The hexamer system limits the read length, currently, to 1-kbp, the company said, but this could be extended by expanding the set of oligos it uses to construct its library with longer molecules.

While Boyce stressed that plans for a wide launch of the system are still up in the air, he and other GnuBio representatives answering questions at the conference said that the company hopes to release the sequencer by summer or fall of 2014.

He also said the company has grown to 62 employees from 28 in late 2012.

GnuBio is still planning to offer targeted sequencing panels for the system of up to 50 genes with the ability to detect alleles at frequencies down to five percent, which Boyce said would cost $200 per cartridge "all-in" for either pre-developed panels, slightly modified versions of pre-developed panels, or custom panels, all of which will run on the company's instrument in 3.5 hours or less.

"We have ways to bring that cost down in the future," he added, "but that's the start."

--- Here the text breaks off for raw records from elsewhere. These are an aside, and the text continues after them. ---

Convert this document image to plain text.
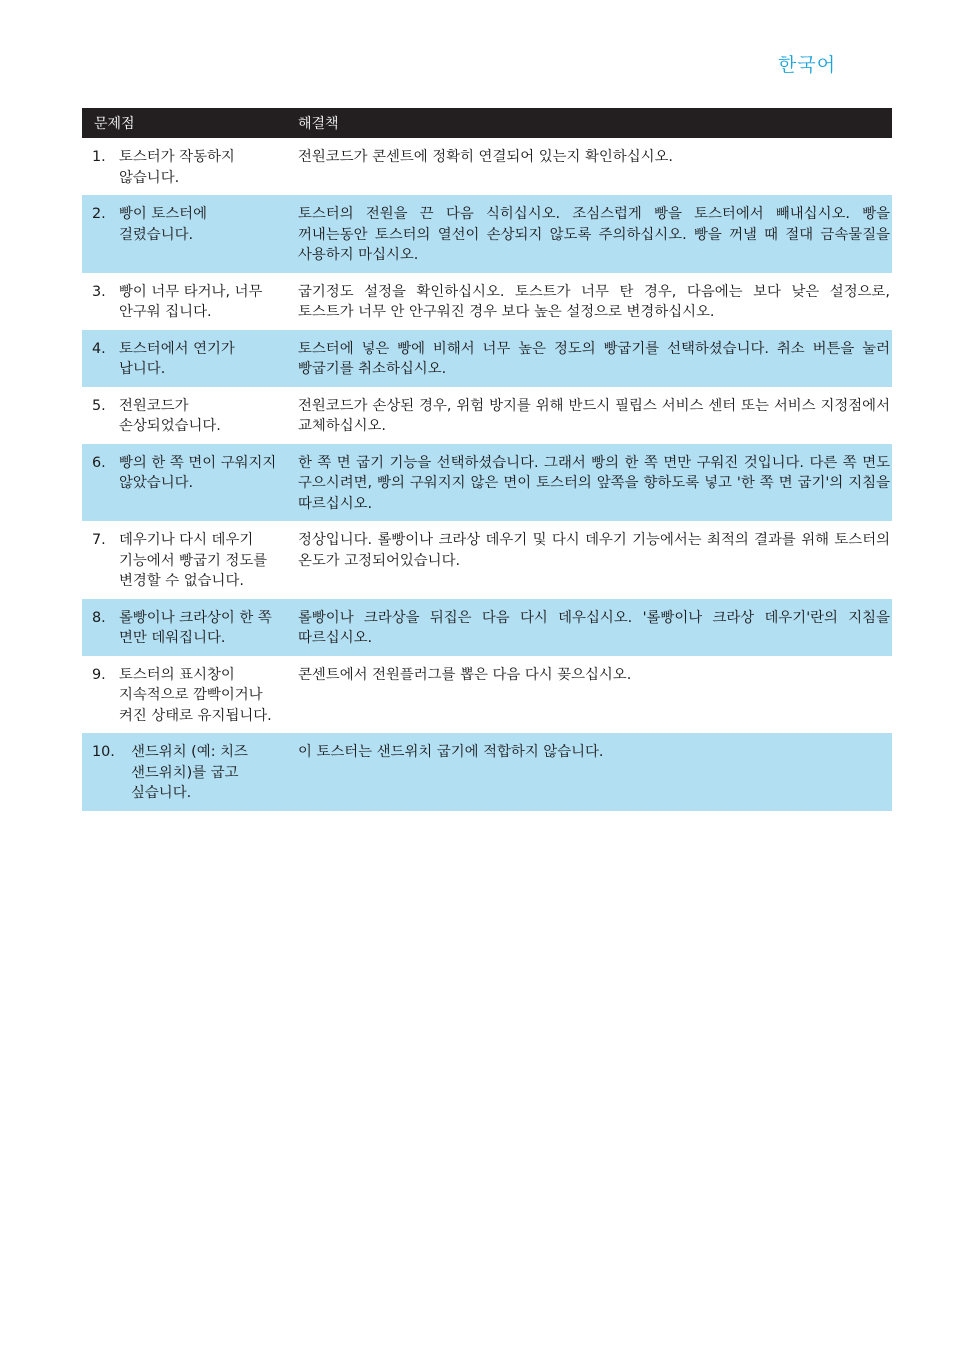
한국어
문제점	해결책

1. 토스터가 작동하지 않습니다.	전원코드가 콘센트에 정확히 연결되어 있는지 확인하십시오.

2. 빵이 토스터에 걸렸습니다.	토스터의 전원을 끈 다음 식히십시오. 조심스럽게 빵을 토스터에서 빼내십시오. 빵을 꺼내는동안 토스터의 열선이 손상되지 않도록 주의하십시오. 빵을 꺼낼 때 절대 금속물질을 사용하지 마십시오.

3. 빵이 너무 타거나, 너무 안구워 집니다.	굽기정도 설정을 확인하십시오. 토스트가 너무 탄 경우, 다음에는 보다 낮은 설정으로, 토스트가 너무 안 안구워진 경우 보다 높은 설정으로 변경하십시오.

4. 토스터에서 연기가 납니다.	토스터에 넣은 빵에 비해서 너무 높은 정도의 빵굽기를 선택하셨습니다. 취소 버튼을 눌러 빵굽기를 취소하십시오.

5. 전원코드가 손상되었습니다.	전원코드가 손상된 경우, 위험 방지를 위해 반드시 필립스 서비스 센터 또는 서비스 지정점에서 교체하십시오.

6. 빵의 한 쪽 면이 구워지지 않았습니다.	한 쪽 면 굽기 기능을 선택하셨습니다. 그래서 빵의 한 쪽 면만 구워진 것입니다. 다른 쪽 면도 구으시려면, 빵의 구워지지 않은 면이 토스터의 앞쪽을 향하도록 넣고 '한 쪽 면 굽기'의 지침을 따르십시오.

7. 데우기나 다시 데우기 기능에서 빵굽기 정도를 변경할 수 없습니다.	정상입니다. 롤빵이나 크라상 데우기 및 다시 데우기 기능에서는 최적의 결과를 위해 토스터의 온도가 고정되어있습니다.

8. 롤빵이나 크라상이 한 쪽 면만 데워집니다.	롤빵이나 크라상을 뒤집은 다음 다시 데우십시오. '롤빵이나 크라상 데우기'란의 지침을 따르십시오.

9. 토스터의 표시창이 지속적으로 깜빡이거나 켜진 상태로 유지됩니다.	콘센트에서 전원플러그를 뽑은 다음 다시 꽂으십시오.

10. 샌드위치 (예: 치즈 샌드위치)를 굽고 싶습니다.	이 토스터는 샌드위치 굽기에 적합하지 않습니다.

Boyce did not detail what pre-developed panels the company might release either ahead of or concurrent with the wider launch of its sequencer, apart from the Ashkenazi Jewish panel he mentioned in discussion of the system's error rate.

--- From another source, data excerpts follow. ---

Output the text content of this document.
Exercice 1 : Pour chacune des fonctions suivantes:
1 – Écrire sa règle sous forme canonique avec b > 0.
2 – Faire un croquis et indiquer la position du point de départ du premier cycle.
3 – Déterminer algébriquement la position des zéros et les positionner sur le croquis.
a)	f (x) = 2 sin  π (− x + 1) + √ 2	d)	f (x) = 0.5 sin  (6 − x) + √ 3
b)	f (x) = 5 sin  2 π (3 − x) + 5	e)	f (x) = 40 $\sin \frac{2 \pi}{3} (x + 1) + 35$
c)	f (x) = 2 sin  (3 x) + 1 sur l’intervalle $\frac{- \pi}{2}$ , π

Boyce said that feedback from clinical laboratories has indicated that many potential customers will be less interested in targeted gene panels than in hotspot sequencing— another application of the technology that GnuBio is promoting.

"I used to talk a lot about gene panels, but I still got push back that it's still too much information [for clinical use]," Boyce said in his talk. "Clinicians want only actionable data, otherwise it’s a liability."

Based on this feedback, he said the company is planning to focus rollout of the system more heavily on this hotspot sequencing capability. He mentioned specifically in his presentation an oncology-focused hotspot panel based on the current slate of FDA-approved drugs and the mutations that those drugs target.

As the number of currently approved targeted drugs is far outweighed by the pipeline of drugs now awaiting or approaching approval, Boyce said the company will add to this panel as time goes on, with the potential to target mutations down to one percent allele frequency.

While GnuBio previously said that it planned to ship four beta systems to customers in 2012 (IS 2/28/2012), its first beta system only recently went out as of April 2013, Boyce said. He declined to provide details about this initial beta tester, or whether and when the company may add additional labs to its roster of early testers.

GnuBio's Executive Vice President of Product Development Sepehr Kiani, who answered questions about the instrument at the conference, told attendees that the current beta tester is a CLIA lab, and that they are using the machine for hotspot interrogation rather than looking at gene panels.

The company has said it is looking to eventually gain US Food and Drug Administration 510(k) clearance for its system, likely by partnering with a diagnostic company on specific assay design. In the meantime, when the product is launched — potentially next year — it will be for research use only, but also targeting labs interested in using it for laboratory-developed-tests in the CLIA environment.